佛教与印度教同样都产生于以婆罗门阶级为中心的印度,因此,许多人误以为印度教就是佛教。事实上,印度教以吠陀天启、祭祀万能、婆罗门至上为三大纲领,夹带着浓厚的神权色彩;佛教却否认印度教原有的万能之说,主张四姓平等,人人皆有佛性,以现实人生的考察,着重实际的修持与体证。于是,两教不同的诉求方式,形成各自独特的思想体系。
信仰不同
印度教信奉吠陀思想,与婆罗门的无限权威——透过祭祀,使人和神可以直接沟通;人们崇尚自然、歌咏自然,尤其崇拜神格化的自然神:梵天、毗湿奴和湿婆神。人们之所以崇拜他们,是因为三大主神各司其职,共同主宰宇宙的一切,梵天创造宇宙,主宰人类的命运;毗湿奴维护宇宙间的和平,展现赏善罚恶的大无畏精神,故最得人们敬仰;湿婆神不但能毁坏宇宙,同时能降伏妖魔,繁衍(生殖)世间的活动。所以人们只能服从神的权力,崇拜主神赐给人们的生活,而严格遵循既有之不平等的种姓制度,受限于神权宗教的思想底下。

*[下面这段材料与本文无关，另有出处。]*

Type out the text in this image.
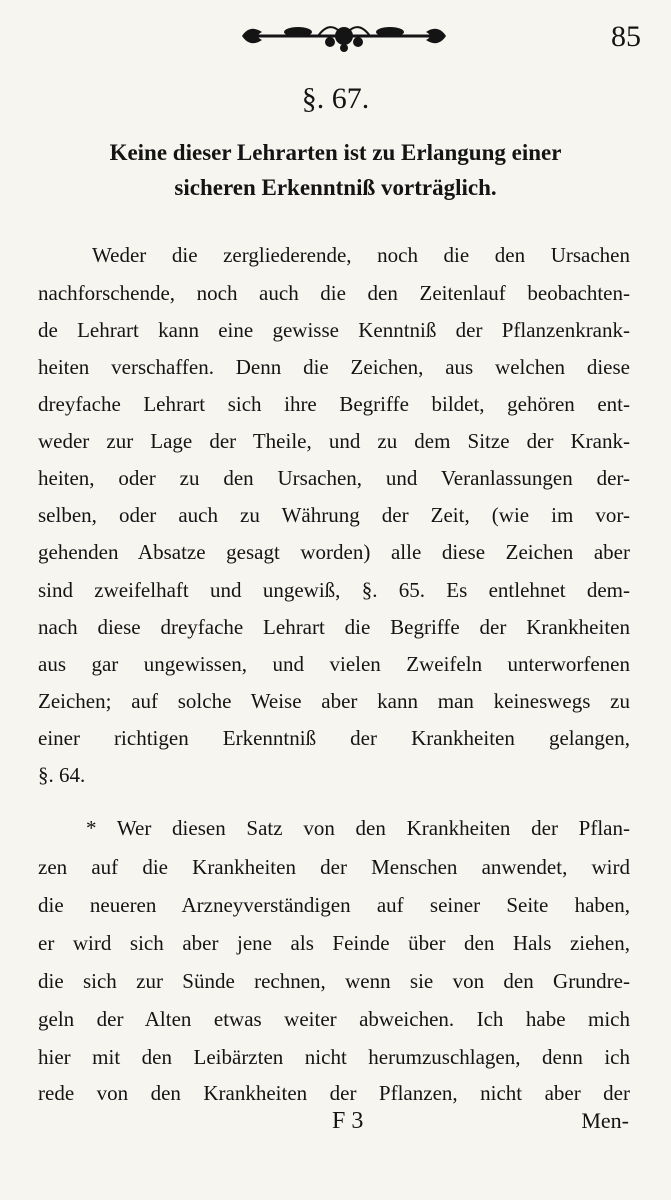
85
§. 67.
Keine dieser Lehrarten ist zu Erlangung einer
sicheren Erkenntniß vorträglich.
Weder die zergliederende, noch die den Ursachen
nachforschende, noch auch die den Zeitenlauf beobachten-
de Lehrart kann eine gewisse Kenntniß der Pflanzenkrank-
heiten verschaffen. Denn die Zeichen, aus welchen diese
dreyfache Lehrart sich ihre Begriffe bildet, gehören ent-
weder zur Lage der Theile, und zu dem Sitze der Krank-
heiten, oder zu den Ursachen, und Veranlassungen der-
selben, oder auch zu Währung der Zeit, (wie im vor-
gehenden Absatze gesagt worden) alle diese Zeichen aber
sind zweifelhaft und ungewiß, §. 65. Es entlehnet dem-
nach diese dreyfache Lehrart die Begriffe der Krankheiten
aus gar ungewissen, und vielen Zweifeln unterworfenen
Zeichen; auf solche Weise aber kann man keineswegs zu
einer richtigen Erkenntniß der Krankheiten gelangen,
§. 64.
* Wer diesen Satz von den Krankheiten der Pflan-
zen auf die Krankheiten der Menschen anwendet, wird
die neueren Arzneyverständigen auf seiner Seite haben,
er wird sich aber jene als Feinde über den Hals ziehen,
die sich zur Sünde rechnen, wenn sie von den Grundre-
geln der Alten etwas weiter abweichen. Ich habe mich
hier mit den Leibärzten nicht herumzuschlagen, denn ich
rede von den Krankheiten der Pflanzen, nicht aber der
F 3	Men-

佛教并不否认神的存在,但神非主宰者、非创世者、非唯一者,神虽积集福德,有神通大势力,若无通达缘起性空的般若智慧,仍为六道轮回转世的众生之一。佛是一位圆满觉悟者,不论是婆罗门、刹帝利、吠舍或首陀罗,只要依循戒、定、慧,次第进修,同样可以成就阿罗汉、菩萨或佛的果位。佛性即悟性,人人都具有觉悟缘起的性能,都有可能成佛,和印度教所谓的梵天创世神权之说是迥然相异的。
业报轮回思想
印度教以为,生死轮回的根源,来自于业。业,是行为善恶的造作,产生于人们无限的“爱欲”与无始以来的“无明”。于是“以无明为始,依欲而成意志,由意志而有业,由业而受果”的轮回圈子于焉形成。此外,印度教以为,“我”是生命轮回中的主角,人的身体因“我”而生,人的活动也由“我”而起,所以“我”是恒常存在的,现世人生的苦,由前世行为招感而来,今生行为的善恶,同样也会连带前世的业缘,影响到下一世的人生。由此可知,婆罗门教的轮回观和业力说是恒贯三世,建立在“实有”我思想上,与真我论相结合。
佛教否认“恒常有我”的理论,认为业力并非依附在固定的“我”上,而是一种生命继起的动力。也就是说,轮回中的“我”,是众缘和合而生,由外在具有形体的身躯,与受想行识等内在精神的作用组合而成,而且每一因缘又是其他众缘的和合所得,所以在缘起性空中不断地刹那转变、聚灭,无法令人随心所欲,故无永恒不变的“实我”存在。如同燃烧中的薪火,尽管一个个的火焰刹那窜起,又刹那熄灭,火的本身仍以一种焚烧的状态继续蔓延。而这个由众缘和合,假名为我的生命,也以“无明为父,贪爱为母”,承受自己过去的业报,流转于六道之中。所以佛教的轮回观,是在无限时空循环中的三世因果里,建立“自业自得”的业报思想。
修行解脱思想
就形式而言,佛教与印度教主张透过修证的方式,完成身心的苦恼束缚解脱;但在内容上,印度教主张“梵我一如”即是解脱。解脱的方法,除了要学习吠陀、祭祀、布施、苦行之外,更须舍弃名利、妻儿亲朋,出家修习瑜伽禅定,使心寂静;由此认识自我,才能得到“梵我一如”的正智,体悟“梵我一如”的真解脱境界。佛教的看法则不同,在修持实践上,强调自我觉照的工夫,认为解脱必须经由四圣谛的亲身体悟,在缘起思想的前导下,依八正道行持,证入“无我”自在的究竟空性中。
就持戒而言,印度教实行人生的四个行期:梵行期、家居期、林栖期与云游期;按照每个阶段规定的义务,致力履行祭祀、祈祷、持戒及禁欲等,以求解脱。佛教除了在家信徒之外,更有戒律严谨的僧团组织为圭臬。二者虽同样奉行“五戒”,但佛教着重生活的实践,令人容易遵行。
相较于印度教的苦行、祭拜的种种苛刻条件来说,佛教认为诸法是互相依赖,互为条件的,因此采取不偏于苦,不偏于乐的中道修持,与慈世济物的利他行。